Sometimes at work, we feel more like babysitters, or referees to the public. Our library offers beautiful study rooms, with collaborative tech that many ignore in favor of doodling on the whiteboards and moving all the furniture and using their own devices.
These rooms were designed for group study, and yet some people believe they are the space best suited to make private calls or work on silent work. No! These rooms are made of glass! With the direct purpose of enabling library employees to see what is going on in there!
There are spaces suited for silent/quiet work, and the group study spaces are not one of them. So, as occurred last week, sometimes we have a studious middle-aged person who takes umbrage with the teens having an idle chat (plus or minus music or laughter) and the volume thereof.
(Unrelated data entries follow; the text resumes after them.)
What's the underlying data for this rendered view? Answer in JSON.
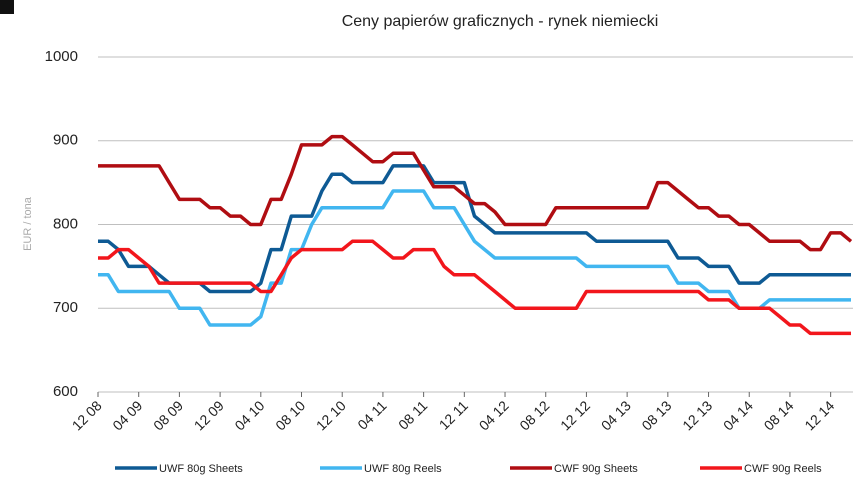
{
  "chart_data": {
    "type": "line",
    "title": "Ceny papierów graficznych - rynek niemiecki",
    "y_label": "EUR / tona",
    "categories": [
      "12 08",
      null,
      null,
      null,
      "04 09",
      null,
      null,
      null,
      "08 09",
      null,
      null,
      null,
      "12 09",
      null,
      null,
      null,
      "04 10",
      null,
      null,
      null,
      "08 10",
      null,
      null,
      null,
      "12 10",
      null,
      null,
      null,
      "04 11",
      null,
      null,
      null,
      "08 11",
      null,
      null,
      null,
      "12 11",
      null,
      null,
      null,
      "04 12",
      null,
      null,
      null,
      "08 12",
      null,
      null,
      null,
      "12 12",
      null,
      null,
      null,
      "04 13",
      null,
      null,
      null,
      "08 13",
      null,
      null,
      null,
      "12 13",
      null,
      null,
      null,
      "04 14",
      null,
      null,
      null,
      "08 14",
      null,
      null,
      null,
      "12 14",
      null,
      null
    ],
    "series": [
      {
        "name": "UWF 80g Sheets",
        "color": "#0e5a94",
        "values": [
          780,
          780,
          770,
          750,
          750,
          750,
          740,
          730,
          730,
          730,
          730,
          720,
          720,
          720,
          720,
          720,
          730,
          770,
          770,
          810,
          810,
          810,
          840,
          860,
          860,
          850,
          850,
          850,
          850,
          870,
          870,
          870,
          870,
          850,
          850,
          850,
          850,
          810,
          800,
          790,
          790,
          790,
          790,
          790,
          790,
          790,
          790,
          790,
          790,
          780,
          780,
          780,
          780,
          780,
          780,
          780,
          780,
          760,
          760,
          760,
          750,
          750,
          750,
          730,
          730,
          730,
          740,
          740,
          740,
          740,
          740,
          740,
          740,
          740,
          740
        ]
      },
      {
        "name": "UWF 80g Reels",
        "color": "#41b6f0",
        "values": [
          740,
          740,
          720,
          720,
          720,
          720,
          720,
          720,
          700,
          700,
          700,
          680,
          680,
          680,
          680,
          680,
          690,
          730,
          730,
          770,
          770,
          800,
          820,
          820,
          820,
          820,
          820,
          820,
          820,
          840,
          840,
          840,
          840,
          820,
          820,
          820,
          800,
          780,
          770,
          760,
          760,
          760,
          760,
          760,
          760,
          760,
          760,
          760,
          750,
          750,
          750,
          750,
          750,
          750,
          750,
          750,
          750,
          730,
          730,
          730,
          720,
          720,
          720,
          700,
          700,
          700,
          710,
          710,
          710,
          710,
          710,
          710,
          710,
          710,
          710
        ]
      },
      {
        "name": "CWF 90g Sheets",
        "color": "#b00d12",
        "values": [
          870,
          870,
          870,
          870,
          870,
          870,
          870,
          850,
          830,
          830,
          830,
          820,
          820,
          810,
          810,
          800,
          800,
          830,
          830,
          860,
          895,
          895,
          895,
          905,
          905,
          895,
          885,
          875,
          875,
          885,
          885,
          885,
          865,
          845,
          845,
          845,
          835,
          825,
          825,
          815,
          800,
          800,
          800,
          800,
          800,
          820,
          820,
          820,
          820,
          820,
          820,
          820,
          820,
          820,
          820,
          850,
          850,
          840,
          830,
          820,
          820,
          810,
          810,
          800,
          800,
          790,
          780,
          780,
          780,
          780,
          770,
          770,
          790,
          790,
          780
        ]
      },
      {
        "name": "CWF 90g Reels",
        "color": "#f2161c",
        "values": [
          760,
          760,
          770,
          770,
          760,
          750,
          730,
          730,
          730,
          730,
          730,
          730,
          730,
          730,
          730,
          730,
          720,
          720,
          740,
          760,
          770,
          770,
          770,
          770,
          770,
          780,
          780,
          780,
          770,
          760,
          760,
          770,
          770,
          770,
          750,
          740,
          740,
          740,
          730,
          720,
          710,
          700,
          700,
          700,
          700,
          700,
          700,
          700,
          720,
          720,
          720,
          720,
          720,
          720,
          720,
          720,
          720,
          720,
          720,
          720,
          710,
          710,
          710,
          700,
          700,
          700,
          700,
          690,
          680,
          680,
          670,
          670,
          670,
          670,
          670
        ]
      }
    ],
    "ylim": [
      600,
      1000
    ],
    "yticks": [
      600,
      700,
      800,
      900,
      1000
    ],
    "grid": true,
    "legend": "bottom"
  }
}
I try to tell people early and often that the rooms are not soundproof, and that anything they are saying can and will be overheard by their neighbors. My rule of thumb is that if I can hear you clearly all the way from my desk, you are surely irritating the shit out of your neighbors. Then, I shush you! Under that threshold, as long as there is a harmonious agreement (aka no one complains and I do not observe library violations taking place), it is a community space and the community may use it to their needs.
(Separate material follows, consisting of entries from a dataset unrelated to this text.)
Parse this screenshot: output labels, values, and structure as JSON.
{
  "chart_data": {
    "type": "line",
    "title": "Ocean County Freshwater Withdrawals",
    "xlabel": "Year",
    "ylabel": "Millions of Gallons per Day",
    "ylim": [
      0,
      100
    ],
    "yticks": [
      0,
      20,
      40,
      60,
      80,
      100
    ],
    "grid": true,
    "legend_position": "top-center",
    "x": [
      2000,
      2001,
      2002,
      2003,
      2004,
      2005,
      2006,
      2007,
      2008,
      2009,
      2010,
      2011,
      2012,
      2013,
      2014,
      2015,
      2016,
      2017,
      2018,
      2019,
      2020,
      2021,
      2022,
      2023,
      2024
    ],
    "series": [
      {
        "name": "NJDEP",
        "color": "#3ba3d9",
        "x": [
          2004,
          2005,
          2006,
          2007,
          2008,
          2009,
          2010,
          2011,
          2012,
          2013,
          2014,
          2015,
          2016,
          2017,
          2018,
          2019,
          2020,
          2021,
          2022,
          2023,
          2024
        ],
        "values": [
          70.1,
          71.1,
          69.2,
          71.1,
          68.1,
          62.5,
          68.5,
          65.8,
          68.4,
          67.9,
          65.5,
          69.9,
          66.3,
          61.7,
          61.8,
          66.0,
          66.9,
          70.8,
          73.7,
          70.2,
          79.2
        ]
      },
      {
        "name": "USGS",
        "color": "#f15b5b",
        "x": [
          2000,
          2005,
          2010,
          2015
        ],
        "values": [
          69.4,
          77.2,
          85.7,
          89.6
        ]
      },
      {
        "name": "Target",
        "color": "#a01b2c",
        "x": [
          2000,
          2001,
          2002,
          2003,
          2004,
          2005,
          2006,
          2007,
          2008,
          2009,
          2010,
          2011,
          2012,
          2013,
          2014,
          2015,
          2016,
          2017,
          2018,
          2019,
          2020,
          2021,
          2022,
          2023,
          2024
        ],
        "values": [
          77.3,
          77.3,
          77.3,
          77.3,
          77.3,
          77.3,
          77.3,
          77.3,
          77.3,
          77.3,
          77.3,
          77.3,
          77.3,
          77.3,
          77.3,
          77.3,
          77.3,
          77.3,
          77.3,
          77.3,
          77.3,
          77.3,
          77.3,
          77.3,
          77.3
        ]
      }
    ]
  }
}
And that brings me to the markers. I cringe a little when I see kids aimlessly doodling on the whiteboards, in a fashion some might deem “wasting” the markers. When I find myself stressing over the marker ink and costs, I remind myself of my prior statement: within reason/barring violations of policy, the community may use it to their needs. And, in many cases, they leave art behind. Many do this intentionally, but it could also be pure laziness and avoiding erasing their nonsense.
And then my personal favorite, a stream-of-consciousness commentary/word poem:
I think there is something precious about these glimpses into (what were likely) teen artists’ heads. At the very least, they leave a little personality behind on what would be sterile white surfaces. They claim “I was here!” and “I think I like doodling” and “we are ridiculous together” and sometimes even “we were productive today” (but those look a lot like notes/maths sooo I don’t take photos of them-boring!).
I love when there are good doodles left behind. I love the creativity, and the freedom of expression. I love that the kiddos feel at home enough to leave their arts on the walls. I love that they are goofy and themselves. Teens are not great at everything, but they are admirable in their them-ness. A better way to say it might just be authenticity.
Not that I did such a great job at being a teen, but when the conversation turns to “would you go back to do high school over again?” I say yes every time. Not only because I would do it with so much more confidence, but I genuinely loved high school. (All school up to grad, actually 🙂 I had the immense gift of a tribe of weirdos who, when we were together, we were total smart idiots, confident and off the wall. All of us had issues (mine being desperation at even the slightest of glances from a member of the opposite sex) but together, we were unstoppable.
And so, it still being January, I’m adding to my goals for this year. I want to be a little more like (the best parts of) me as a high schooler, with the benefit of both wisdom and legal age to purchase alcohol… Being goofy and myself, creative and at home in my surroundings. Learning all the time. Loudly in love with my friends. Friendos, let us gather and have bonkers conversations and general merriment! Duolingo is in progress, there is a nebulous plan for learning to make jewelry, and I might even purchase some film here someday soon (and a new gym membership…one that I’ll actually GO to!).
The dream is that I’ll be so immersed in creative pursuits that anxiety won’t even take root. And of course, I’ll hold myself accountable here, making the private more or less public!